Viola Davis en couverture du numéro juillet-août 2020 de <em>Vanity Fair.</em> (© Dario Calmese)

Une référence puissante

L’image en question, prise en 1863, montre le dos, gravement mutilé par les coups de fouet, d’un esclave ayant tenté de s’enfuir d’une plantation. Elle a été grandement diffusée à travers les États-Unis, afin que les États du nord du pays se rendent compte de l’horreur de l’esclavage et encouragent son abolition.

Dario Calmese manifeste le caractère volontaire de cette ressemblance, affirmant qu’il s’agit là de se débarrasser du “regard blanc sur la souffrance noire”, pour parvenir à “un regard noir empli de grâce, d’élégance et de beauté”.

“The Scourged Back”, avril 1863. (Attribué à McPherson & Oliver)

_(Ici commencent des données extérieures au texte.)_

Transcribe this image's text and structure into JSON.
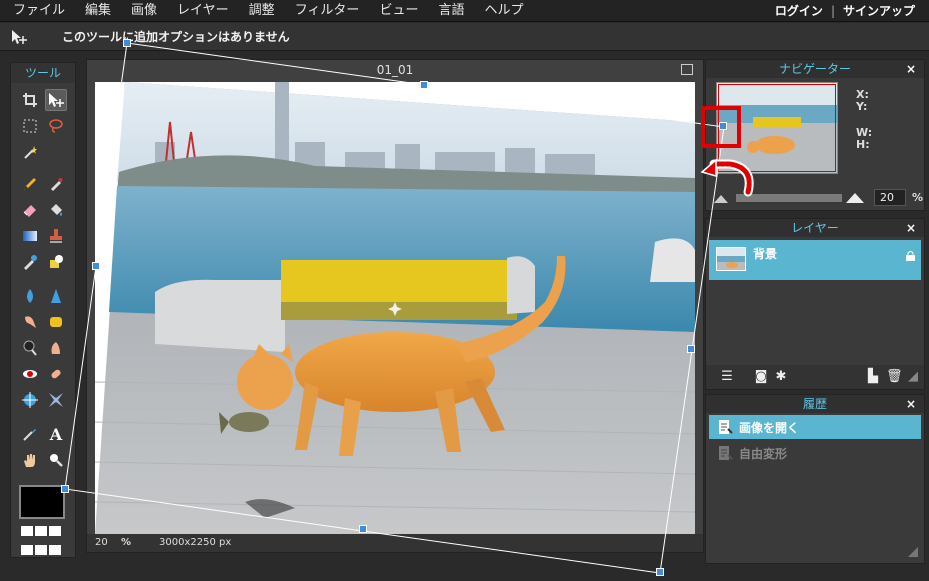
{
  "menubar": {
    "items": [
      "ファイル",
      "編集",
      "画像",
      "レイヤー",
      "調整",
      "フィルター",
      "ビュー",
      "言語",
      "ヘルプ"
    ],
    "login": "ログイン",
    "separator": "|",
    "signup": "サインアップ"
  },
  "options_bar": {
    "message": "このツールに追加オプションはありません"
  },
  "tools": {
    "title": "ツール"
  },
  "document": {
    "title": "01_01",
    "zoom": "20",
    "zoom_unit": "%",
    "size": "3000x2250 px"
  },
  "navigator": {
    "title": "ナビゲーター",
    "close": "×",
    "x_label": "X:",
    "y_label": "Y:",
    "w_label": "W:",
    "h_label": "H:",
    "zoom": "20",
    "zoom_unit": "%"
  },
  "layers": {
    "title": "レイヤー",
    "close": "×",
    "items": [
      {
        "name": "背景"
      }
    ]
  },
  "history": {
    "title": "履歴",
    "close": "×",
    "items": [
      {
        "label": "画像を開く",
        "active": true
      },
      {
        "label": "自由変形",
        "active": false
      }
    ]
  },
  "colors": {
    "accent": "#5ab6d0",
    "title_text": "#5ec8e8",
    "handle": "#3d8ee0",
    "annotation_red": "#e00000"
  }
}
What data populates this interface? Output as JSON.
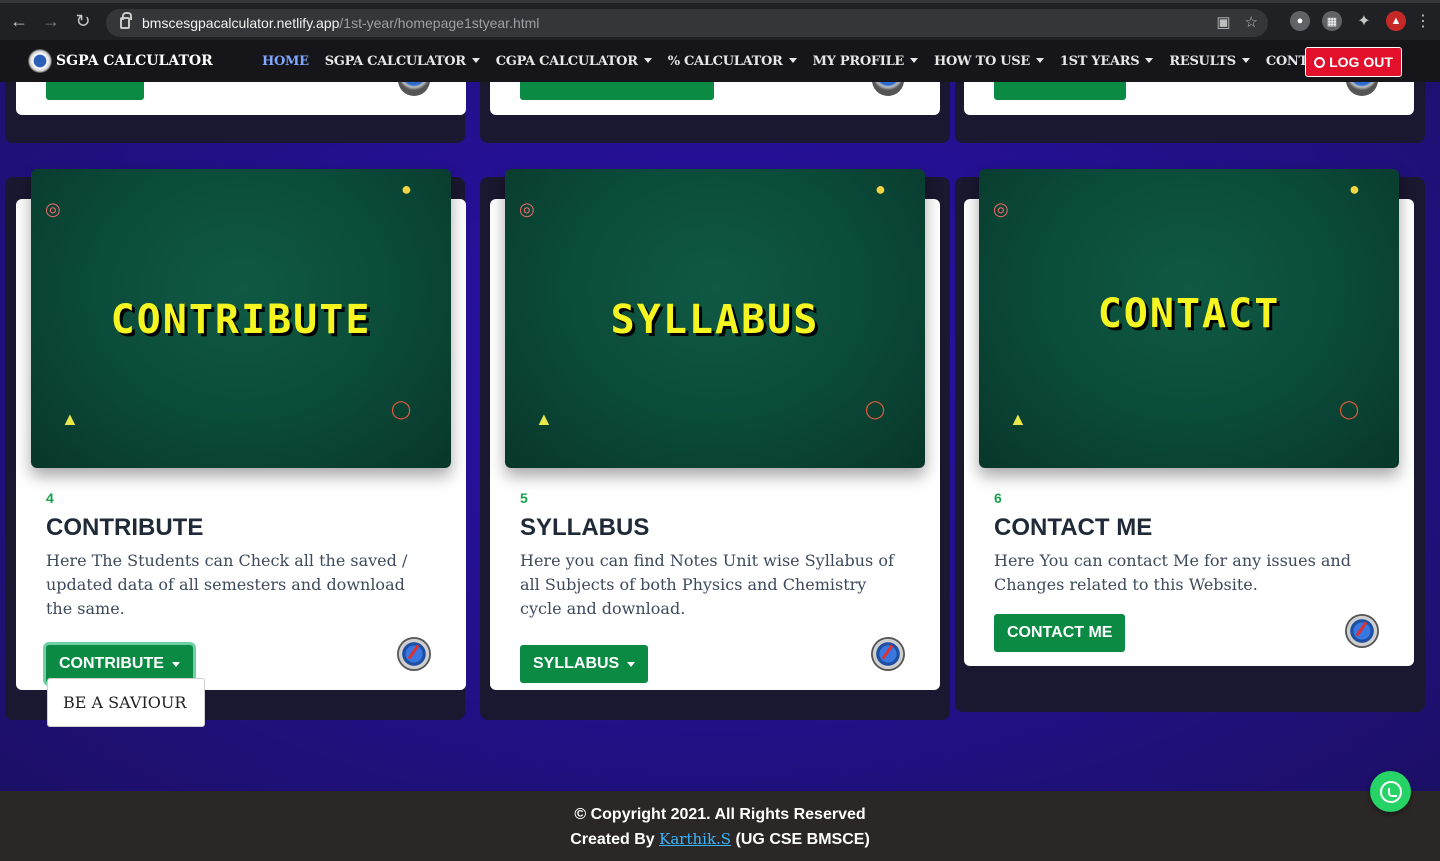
{
  "browser": {
    "url_host": "bmscesgpacalculator.netlify.app",
    "url_path": "/1st-year/homepage1styear.html"
  },
  "site": {
    "brand": "SGPA CALCULATOR",
    "nav": [
      {
        "label": "HOME",
        "active": true,
        "dropdown": false
      },
      {
        "label": "SGPA CALCULATOR",
        "dropdown": true
      },
      {
        "label": "CGPA CALCULATOR",
        "dropdown": true
      },
      {
        "label": "% CALCULATOR",
        "dropdown": true
      },
      {
        "label": "MY PROFILE",
        "dropdown": true
      },
      {
        "label": "HOW TO USE",
        "dropdown": true
      },
      {
        "label": "1ST YEARS",
        "dropdown": true
      },
      {
        "label": "RESULTS",
        "dropdown": true
      },
      {
        "label": "CONTACT",
        "dropdown": false
      }
    ],
    "logout": "LOG OUT"
  },
  "cards": [
    {
      "image_text": "CONTRIBUTE",
      "number": "4",
      "title": "CONTRIBUTE",
      "description": "Here The Students can Check all the saved / updated data of all semesters and download the same.",
      "button": "CONTRIBUTE",
      "dropdown": true
    },
    {
      "image_text": "SYLLABUS",
      "number": "5",
      "title": "SYLLABUS",
      "description": "Here you can find Notes Unit wise Syllabus of all Subjects of both Physics and Chemistry cycle and download.",
      "button": "SYLLABUS",
      "dropdown": true
    },
    {
      "image_text": "CONTACT",
      "number": "6",
      "title": "CONTACT ME",
      "description": "Here You can contact Me for any issues and Changes related to this Website.",
      "button": "CONTACT ME",
      "dropdown": false
    }
  ],
  "open_dropdown": {
    "items": [
      "BE A SAVIOUR"
    ]
  },
  "footer": {
    "copyright": "© Copyright 2021. All Rights Reserved",
    "created_by_prefix": "Created By ",
    "author": "Karthik.S",
    "suffix": " (UG CSE BMSCE)"
  },
  "colors": {
    "accent_green": "#0b8a44",
    "logout_red": "#e3102b",
    "nav_active": "#7fa7ff",
    "banner_text": "#f5f522"
  }
}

Cette détermination à amplifier le “black gaze” et témoigner de la force de la communauté afro-américaine est accompagnée des symboles instillés par Dario Calmese. Il souhaitait réimaginer l’actrice “comme une Madone noire – liée à l’émancipation, la transformation, le changement – mais aussi comme la déesse grecque Athéna – qui représente la justice, le triomphe, la sagesse”.

Les femmes noires “sous une cape d’invisibilité”

Interviewée par la journaliste Sonia Saraiya, Viola Davis n’omet pas d’appuyer le manque de diversité dont ont fait preuve Vanity Fair et tant d’autres publications, toutes ces années :

“Ils [Vanity Fair’] ont toujours eu un problème avec le fait de mettre des femmes noires en une, mais c’est le cas de nombreux magazines et de nombreuses campagnes beauté. L’absence de femmes noires à la peau foncée est marquante. Quand on lie ça avec ce qu’il se passe actuellement, la façon dont sont traitées les femmes noires, le coup est doublement brutal. Nous sommes mises sous une cape d’invisibilité.”

Pire que de n’avoir jamais fait appel à un·e artiste noir·e, le magazine ne s’en était pas rendu compte, rapporte le New York Times : “Il y a encore deux semaines, Dario Calmese ne savait pas qu’il était le premier photographe noir à shooter la une de Vanity Fair, mais il avait un doute, donc il a demandé à la rédaction, qui a fait ses recherches.”

“Pour autant que nous sachions, ceci est la première couverture faite par un photographe noir”, a affirmé la nouvelle rédactrice en chef du magazine américain, Radhika Jones. Cette dernière ajoute que pendant les 35 ans précédant sa nomination à la tête du magazine, seules 17 unes ont présenté des personnes noires seules. En deux ans et demi, elle a augmenté ce nombre de huit.

Pendant l’entretien, la journaliste a demandé à Viola Davis si elle avait déjà manifesté avant les rassemblements du mouvement Black Lives Matter de ces derniers mois : “J’ai l’impression que ma vie entière a été une contestation”, a-t-elle répondu. “Ma boîte de production est ma contestation. Le fait que je n’ai pas porté de perruque aux Oscars en 2012 était une protestation. Cela fait partie de ma voix, comme quand je me présente et vous dis : ‘Bonjour, je m’appelle Viola Davis’.”

Nul doute que cette couverture est également une forme de protestation et d’évolution de l’égalité des voix et des représentations.